Уплывали ли вы когда-нибудь в четырнадцать лет в Стамбул от гробовой лавки, Ким-Ир-Сена и обыска?!..
Был штиль, справа о чем-то болтали дельфины, слева напевал веселый ветер, и ко всему прочему я мотал алгебру. И вы говорите — нет счастья?..
Мы прошли Босфор и вошли в Константинополь. И в Стамбул. Сразу! «Истамбул-Константинополь», как мы пели в те годы. Стыдно признаться — меня там убила не Айя-София, а танец живота. Живот танцевал на рынке, один, будто отделившись от тела, и я чуть не опоздал на корабль. И руководитель туристической группы как-то подозрительно посмотрел на меня.
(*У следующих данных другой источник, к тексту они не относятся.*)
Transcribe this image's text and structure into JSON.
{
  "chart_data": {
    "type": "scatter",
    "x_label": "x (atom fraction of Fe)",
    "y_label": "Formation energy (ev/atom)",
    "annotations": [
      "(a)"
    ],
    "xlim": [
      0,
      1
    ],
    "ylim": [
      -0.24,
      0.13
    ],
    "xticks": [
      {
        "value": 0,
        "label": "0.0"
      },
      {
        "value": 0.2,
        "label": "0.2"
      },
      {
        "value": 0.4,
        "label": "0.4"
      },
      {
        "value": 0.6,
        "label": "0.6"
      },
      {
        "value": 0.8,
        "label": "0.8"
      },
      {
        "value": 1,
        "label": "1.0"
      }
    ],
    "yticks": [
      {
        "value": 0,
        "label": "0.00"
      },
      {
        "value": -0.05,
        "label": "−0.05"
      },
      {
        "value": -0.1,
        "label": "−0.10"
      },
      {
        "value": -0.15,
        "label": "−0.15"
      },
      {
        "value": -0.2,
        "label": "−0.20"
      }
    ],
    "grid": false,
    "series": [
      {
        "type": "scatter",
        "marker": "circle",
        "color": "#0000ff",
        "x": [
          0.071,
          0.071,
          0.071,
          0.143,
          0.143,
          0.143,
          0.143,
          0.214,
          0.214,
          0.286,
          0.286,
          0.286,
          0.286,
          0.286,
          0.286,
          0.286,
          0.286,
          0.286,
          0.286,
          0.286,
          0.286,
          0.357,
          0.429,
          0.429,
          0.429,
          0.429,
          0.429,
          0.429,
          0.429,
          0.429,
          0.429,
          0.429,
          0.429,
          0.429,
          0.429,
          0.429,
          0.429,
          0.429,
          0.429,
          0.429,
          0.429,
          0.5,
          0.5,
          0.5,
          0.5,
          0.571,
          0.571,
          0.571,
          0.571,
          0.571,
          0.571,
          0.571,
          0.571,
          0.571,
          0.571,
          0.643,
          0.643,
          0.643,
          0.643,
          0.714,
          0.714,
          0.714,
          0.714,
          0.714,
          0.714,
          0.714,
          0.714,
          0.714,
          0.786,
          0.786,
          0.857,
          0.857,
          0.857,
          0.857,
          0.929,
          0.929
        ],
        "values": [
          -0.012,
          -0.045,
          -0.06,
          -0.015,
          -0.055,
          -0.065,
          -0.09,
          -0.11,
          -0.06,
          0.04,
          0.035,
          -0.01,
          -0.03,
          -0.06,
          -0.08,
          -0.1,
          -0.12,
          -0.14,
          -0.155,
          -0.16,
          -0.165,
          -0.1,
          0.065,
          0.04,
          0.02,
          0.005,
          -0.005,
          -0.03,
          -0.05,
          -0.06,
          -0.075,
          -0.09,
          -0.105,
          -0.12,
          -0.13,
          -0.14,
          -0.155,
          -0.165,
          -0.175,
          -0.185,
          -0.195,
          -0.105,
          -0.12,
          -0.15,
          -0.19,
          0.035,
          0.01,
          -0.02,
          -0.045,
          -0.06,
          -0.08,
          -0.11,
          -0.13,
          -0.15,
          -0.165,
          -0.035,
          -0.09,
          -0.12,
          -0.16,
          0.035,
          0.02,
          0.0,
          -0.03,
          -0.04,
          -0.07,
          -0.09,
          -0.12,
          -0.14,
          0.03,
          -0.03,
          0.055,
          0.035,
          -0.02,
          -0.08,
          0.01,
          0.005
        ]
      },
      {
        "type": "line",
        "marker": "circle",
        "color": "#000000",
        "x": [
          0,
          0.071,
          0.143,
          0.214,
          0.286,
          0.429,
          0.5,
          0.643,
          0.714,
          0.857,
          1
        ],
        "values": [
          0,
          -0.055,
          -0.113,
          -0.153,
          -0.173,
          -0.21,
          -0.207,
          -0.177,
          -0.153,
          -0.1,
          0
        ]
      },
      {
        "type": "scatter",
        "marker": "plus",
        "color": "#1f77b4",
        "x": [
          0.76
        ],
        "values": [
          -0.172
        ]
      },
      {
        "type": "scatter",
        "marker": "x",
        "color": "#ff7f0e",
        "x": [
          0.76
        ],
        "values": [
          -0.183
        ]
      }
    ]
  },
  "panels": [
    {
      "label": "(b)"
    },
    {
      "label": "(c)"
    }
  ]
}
Но мне было начхать, мы уже прошли Дарданеллы, прекрасные, как само это слово, мы уже входили в Пирей, и там на рынке я увидел персики. Никогда я не пробовал персиков, тем более греческих, как они пахли и благоухали и звали их съесть.
И я украл один, самый пахучий, и съел его под развесистым оливковым деревом… Не знаю, был ли это эффект диковинного для меня фрукта, но мне вдруг удивительно захотелось найти бочку Диогена. Увидеть его жилище.
Мы все любили Диогена — он жил примерно в таких же жилищных условиях, как и мы. И был мудр. И у него, наверно, в свое время проводили обыски, и открывали шкаф. Хотя у него не было никакого шкафа. Даже скрипучего шкафа не было у него, и он был счастлив. И я подумал, что мы живем совсем не как сельди в бочке, а как Диоген… Я долго искал бочку, я был соленый от морских брызг, я пропах Эгейским морем и чуть не опоздал на теплоход. С его борта я смотрел на берег, но ни одной бочки не было на нем…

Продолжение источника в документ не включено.